Ketiga,  kita kurang hiburan. Kita seperti terisolasi. Ada televisi sih tapi televisi lama, layar masih hitam putih dan gambarnya banyak semutnya alias tidak jelas sama sekali. Untung Cheche bawa radio. Hiburan kami cuma radio yang dibawa Cheche. Itupun dengernya pas ada listrik.

Keempat, di kebun  kita juga pernah naik traktor rame-rame. Satu traktor lima orang. Padahal ketentuannya traktor itu hanya muat dua orang aja. Kita seneng naik traktor daripada jalan kaki.  Kita cuek aja dilihat banyak orang. Beginilah  kalau orang kota masuk desa. Udik banget.. dan pastinya sopir traktor seneng banget dikerubuti 4 cewek cantik J

Kelima, ini pengalaman yang tak terlupakan. Kita pernah jalan kaki  hampir 1,5 kilo pada malam hari di tengah-tengah hutan kakao hanya bermodal senter kecil. Suasana gelap banget, di sepanjang kebun tidak ada lampu sama sekali. Sore itu, kami maen ke tempat asisten mandor besar, pak Didik namanya. Kita pamit setelah sholat maghrib. Sebenarnya pak Didik juga tidak tega kita pulang tapi tidak mungkin kita juga menginap di rumah pak Didik. Kita keluar dari rumah pak Didik biasa aja masih bisa ketawa ketiwi tapi setelah melewati jembatan suasana jadi lain. Tiba-tiba teman-teman pada diam. Nuning yang kebetulan di sebelahku tiba-tiba memegang tanganku erat-erat. Aku bingung apa yang terjadi. Perasaanku jadi tak enak. Apalagi aku berjalan paling pinggir sebelah kiri dekat dengan rimbunan pohon. Sunyi, sepi dan gelap. Suara yang terdengar hanya langkah-langkah kaki. Suasana menegangkan. Perjalanan terasa lama..

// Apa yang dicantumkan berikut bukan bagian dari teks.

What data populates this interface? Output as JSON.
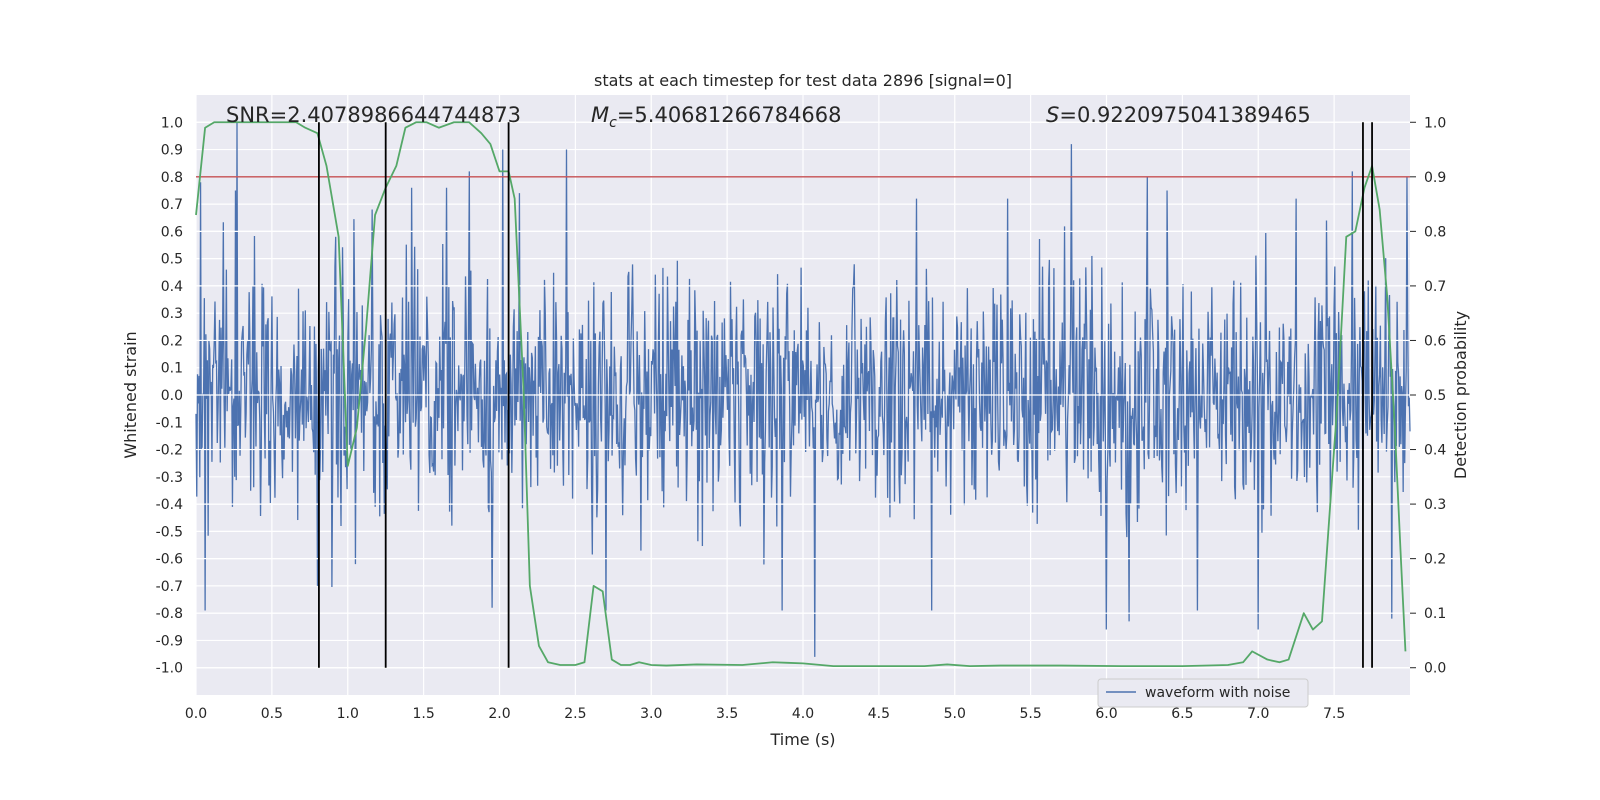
{
  "chart_data": {
    "type": "line",
    "title": "stats at each timestep for test data 2896 [signal=0]",
    "xlabel": "Time (s)",
    "ylabel_left": "Whitened strain",
    "ylabel_right": "Detection probability",
    "xlim": [
      0.0,
      8.0
    ],
    "ylim_left": [
      -1.1,
      1.1
    ],
    "ylim_right": [
      -0.05,
      1.05
    ],
    "x_ticks": [
      "0.0",
      "0.5",
      "1.0",
      "1.5",
      "2.0",
      "2.5",
      "3.0",
      "3.5",
      "4.0",
      "4.5",
      "5.0",
      "5.5",
      "6.0",
      "6.5",
      "7.0",
      "7.5"
    ],
    "y_ticks_left": [
      "-1.0",
      "-0.9",
      "-0.8",
      "-0.7",
      "-0.6",
      "-0.5",
      "-0.4",
      "-0.3",
      "-0.2",
      "-0.1",
      "0.0",
      "0.1",
      "0.2",
      "0.3",
      "0.4",
      "0.5",
      "0.6",
      "0.7",
      "0.8",
      "0.9",
      "1.0"
    ],
    "y_ticks_right": [
      "0.0",
      "0.1",
      "0.2",
      "0.3",
      "0.4",
      "0.5",
      "0.6",
      "0.7",
      "0.8",
      "0.9",
      "1.0"
    ],
    "grid": true,
    "legend": {
      "position": "lower-right",
      "entries": [
        {
          "label": "waveform with noise",
          "color": "#4c72b0"
        }
      ]
    },
    "annotations": {
      "snr": "SNR=2.4078986644744873",
      "mc_symbol": "M",
      "mc_sub": "c",
      "mc_value": "=5.40681266784668",
      "s_symbol": "S",
      "s_value": "=0.9220975041389465"
    },
    "threshold": {
      "value": 0.8,
      "axis": "left",
      "color": "#c44e52"
    },
    "vertical_lines": [
      0.81,
      1.25,
      2.06,
      7.69,
      7.75
    ],
    "vertical_line_range_left": [
      -1.0,
      1.0
    ],
    "series": [
      {
        "name": "waveform with noise",
        "axis": "left",
        "color": "#4c72b0",
        "kind": "noise_trace",
        "n_samples": 1600,
        "sigma": 0.22,
        "spikes": [
          {
            "x": 0.03,
            "y": 0.78
          },
          {
            "x": 0.06,
            "y": -0.79
          },
          {
            "x": 0.27,
            "y": 1.0
          },
          {
            "x": 0.26,
            "y": 0.75
          },
          {
            "x": 0.8,
            "y": -0.7
          },
          {
            "x": 0.92,
            "y": 0.58
          },
          {
            "x": 1.05,
            "y": -0.62
          },
          {
            "x": 1.16,
            "y": 0.68
          },
          {
            "x": 1.42,
            "y": 0.76
          },
          {
            "x": 1.65,
            "y": 0.76
          },
          {
            "x": 1.8,
            "y": 0.82
          },
          {
            "x": 1.95,
            "y": -0.78
          },
          {
            "x": 2.02,
            "y": 0.9
          },
          {
            "x": 2.13,
            "y": 0.74
          },
          {
            "x": 2.44,
            "y": 0.9
          },
          {
            "x": 2.7,
            "y": -0.79
          },
          {
            "x": 3.86,
            "y": -0.79
          },
          {
            "x": 4.08,
            "y": -0.96
          },
          {
            "x": 4.75,
            "y": 0.72
          },
          {
            "x": 4.85,
            "y": -0.79
          },
          {
            "x": 5.35,
            "y": 0.72
          },
          {
            "x": 5.77,
            "y": 0.92
          },
          {
            "x": 6.0,
            "y": -0.86
          },
          {
            "x": 6.27,
            "y": 0.8
          },
          {
            "x": 6.4,
            "y": 0.75
          },
          {
            "x": 6.15,
            "y": -0.83
          },
          {
            "x": 6.6,
            "y": -0.79
          },
          {
            "x": 7.0,
            "y": -0.86
          },
          {
            "x": 7.25,
            "y": 0.72
          },
          {
            "x": 7.45,
            "y": 0.64
          },
          {
            "x": 7.62,
            "y": 0.82
          },
          {
            "x": 7.88,
            "y": -0.82
          },
          {
            "x": 7.98,
            "y": 0.8
          }
        ]
      },
      {
        "name": "detection probability",
        "axis": "right",
        "color": "#55a868",
        "x": [
          0.0,
          0.06,
          0.12,
          0.2,
          0.3,
          0.4,
          0.5,
          0.6,
          0.66,
          0.72,
          0.8,
          0.86,
          0.94,
          1.0,
          1.06,
          1.12,
          1.18,
          1.25,
          1.32,
          1.38,
          1.45,
          1.52,
          1.6,
          1.7,
          1.8,
          1.88,
          1.94,
          2.0,
          2.06,
          2.1,
          2.16,
          2.2,
          2.26,
          2.32,
          2.4,
          2.5,
          2.56,
          2.62,
          2.68,
          2.74,
          2.8,
          2.86,
          2.92,
          3.0,
          3.1,
          3.3,
          3.6,
          3.8,
          3.9,
          4.0,
          4.2,
          4.5,
          4.8,
          4.95,
          5.1,
          5.3,
          5.7,
          6.1,
          6.5,
          6.8,
          6.9,
          6.96,
          7.06,
          7.14,
          7.2,
          7.3,
          7.36,
          7.42,
          7.52,
          7.58,
          7.64,
          7.7,
          7.75,
          7.8,
          7.85,
          7.9,
          7.94,
          7.97
        ],
        "y": [
          0.83,
          0.99,
          1.0,
          1.0,
          1.0,
          1.0,
          1.0,
          1.0,
          1.0,
          0.99,
          0.98,
          0.92,
          0.79,
          0.37,
          0.44,
          0.62,
          0.83,
          0.88,
          0.92,
          0.99,
          1.0,
          1.0,
          0.99,
          1.0,
          1.0,
          0.98,
          0.96,
          0.91,
          0.91,
          0.86,
          0.5,
          0.15,
          0.04,
          0.01,
          0.005,
          0.005,
          0.01,
          0.15,
          0.14,
          0.015,
          0.005,
          0.005,
          0.01,
          0.005,
          0.004,
          0.006,
          0.005,
          0.01,
          0.009,
          0.008,
          0.003,
          0.003,
          0.003,
          0.006,
          0.003,
          0.004,
          0.004,
          0.003,
          0.003,
          0.005,
          0.01,
          0.03,
          0.015,
          0.01,
          0.015,
          0.1,
          0.07,
          0.085,
          0.48,
          0.79,
          0.8,
          0.88,
          0.92,
          0.84,
          0.68,
          0.44,
          0.2,
          0.03
        ]
      }
    ]
  }
}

Akhirnya secercah cahaya mulai muncul, aku lega. Berarti sebentar lagi kita sampai di mess. Nuning mulai melepaskan tanganku, kami masih terdiam. Sampai akhirnya di kamar, Cheche mulai cerita. Setelah melewati jembatan dia merasa ada “sesuatu” yang mengikuti jalan kita. Hiiyyyy….

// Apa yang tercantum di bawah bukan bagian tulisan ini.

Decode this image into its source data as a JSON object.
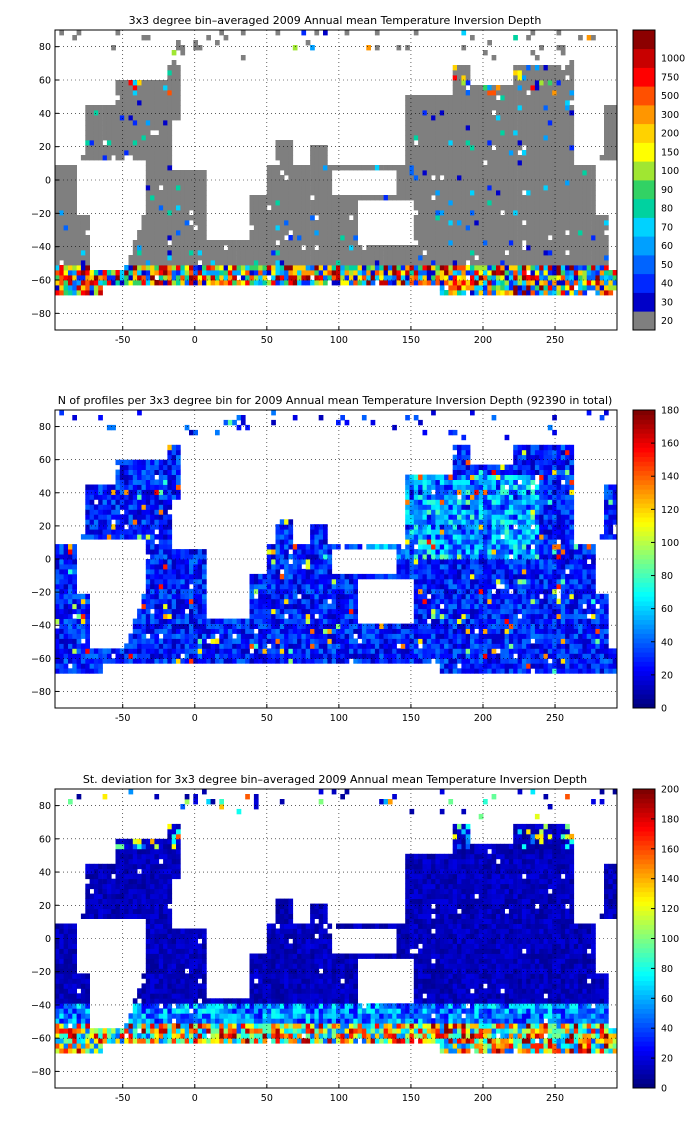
{
  "colors": {
    "land": "#ffffff",
    "no_data_grey": "#808080",
    "frame": "#000000",
    "grid": "#000000"
  },
  "chart_data": [
    {
      "type": "heatmap",
      "title": "3x3 degree bin–averaged 2009 Annual mean Temperature Inversion Depth",
      "x_ticks": [
        "-50",
        "0",
        "50",
        "100",
        "150",
        "200",
        "250"
      ],
      "y_ticks": [
        "80",
        "60",
        "40",
        "20",
        "0",
        "−20",
        "−40",
        "−60",
        "−80"
      ],
      "xlim": [
        -97,
        293
      ],
      "ylim": [
        -90,
        90
      ],
      "grid": true,
      "colorbar": {
        "type": "discrete",
        "labels": [
          "20",
          "30",
          "40",
          "50",
          "60",
          "70",
          "80",
          "90",
          "100",
          "150",
          "200",
          "300",
          "500",
          "750",
          "1000"
        ],
        "colors": [
          "#7f7f7f",
          "#0000c8",
          "#0028ff",
          "#0064ff",
          "#00a0ff",
          "#00d2ff",
          "#00d2a0",
          "#32d264",
          "#a0e632",
          "#ffff00",
          "#ffd200",
          "#ff9600",
          "#ff5000",
          "#ff0000",
          "#c80000",
          "#8c0000"
        ]
      },
      "ocean_value": "gray (≤20) except polar/sub-polar bands"
    },
    {
      "type": "heatmap",
      "title": "N of profiles per 3x3 degree bin for 2009 Annual mean Temperature Inversion Depth  (92390 in total)",
      "x_ticks": [
        "-50",
        "0",
        "50",
        "100",
        "150",
        "200",
        "250"
      ],
      "y_ticks": [
        "80",
        "60",
        "40",
        "20",
        "0",
        "−20",
        "−40",
        "−60",
        "−80"
      ],
      "xlim": [
        -97,
        293
      ],
      "ylim": [
        -90,
        90
      ],
      "grid": true,
      "total_profiles": 92390,
      "colorbar": {
        "type": "continuous",
        "labels": [
          "0",
          "20",
          "40",
          "60",
          "80",
          "100",
          "120",
          "140",
          "160",
          "180"
        ],
        "range": [
          0,
          180
        ]
      }
    },
    {
      "type": "heatmap",
      "title": "St. deviation for 3x3 degree bin–averaged 2009 Annual mean Temperature Inversion Depth",
      "x_ticks": [
        "-50",
        "0",
        "50",
        "100",
        "150",
        "200",
        "250"
      ],
      "y_ticks": [
        "80",
        "60",
        "40",
        "20",
        "0",
        "−20",
        "−40",
        "−60",
        "−80"
      ],
      "xlim": [
        -97,
        293
      ],
      "ylim": [
        -90,
        90
      ],
      "grid": true,
      "colorbar": {
        "type": "continuous",
        "labels": [
          "0",
          "20",
          "40",
          "60",
          "80",
          "100",
          "120",
          "140",
          "160",
          "180",
          "200"
        ],
        "range": [
          0,
          200
        ]
      }
    }
  ]
}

Cerita cheche membuat kita semua takut. Untung besok pagi kita sudah cabut dari Kali kempit. Malam itu kami cepat-cepat berkemas-kemas dan berharap agar malam cepat berlalu.

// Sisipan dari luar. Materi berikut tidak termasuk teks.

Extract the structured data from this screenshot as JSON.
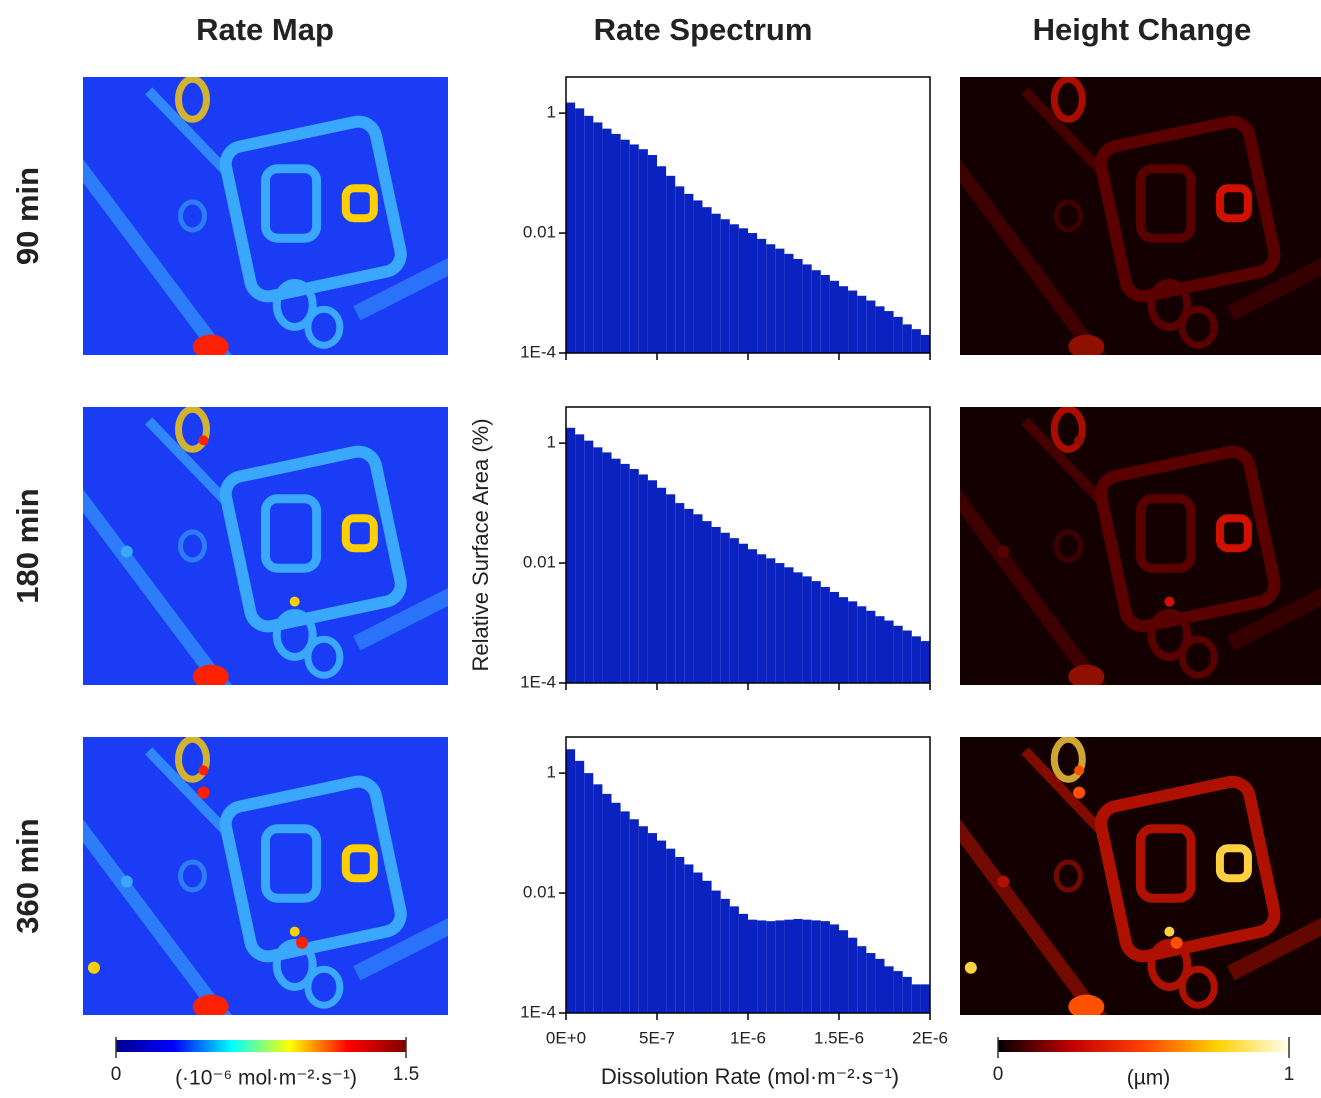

Esoknya, kita cerita ke Pak Didik tentang kejadian nightmare tadi malam. Ternyata benar, kata Pak Didik dari cerita orang-orang juga, memang di bawah jembatan itu  ada “penunggunya”. Makanya Pak Didik salut pada kita yang berani malam-malam pulang sendiri. Pak Didik juga cerita tentang tempat-tempat yang angker seperti mess kami dan pohon sukun deket mess. Wah.. kita langsung kaget. Selama dua minggu tinggal, kita merasa biasa-biasa saja tidak ada hal yang aneh. Memang pernah satu kali, aku dan Nuning malam-malam ada di dapur. Kita dengar ada suara air jatuh padahal waktu itu kita lagi tidak menyalakan pompa air. Karena aneh, aku dan Nuning saling pandang dan langsung cabut.. !! Lari ke dalam rumah. Soal pohon sukun kita juga rasa tidak ada yang aneh. Kita memang kadang keluar malam-malam ke tempat pak mandor besar sekedar konsultasi. Jalan ke tempat pak mandor itu melewati pohon sukun yang memang cukup besar tapi selama itu kita biasa-biasa aja. Dulu berdasarkan cerita memang mess kami rada angker. Yang tidur di mess biasanya “diganggu”. Tapi itu dulu waktu belum ada masjid. Teman-teman kelompok lain yang pernah nginap katanya juga merasa ada hal yang aneh di mess. Kalau malam mereka seperti mendengar suara anak kecil lagi mainan batu atau ada temen yang merasa waktu tidur malam ada yang mendekapnya. Kata teman juga lukisan pangeran Diponegoro yang ada di rung tamu itu juga aneh. Kalau lukisan itu kita lihat lama maka mata Diponegoro seperti hidup dan melihat kita. Hiyyy yang kedua kali ;-)
Tapi alhamdulillah, kita tidak terpengaruh. Kita merasa tidak ada yang yang mengganggu kami baik yang terlihat maupun yang tak terlihat. Akhirnya kita meninggalkan Kali Kempit dengan damai.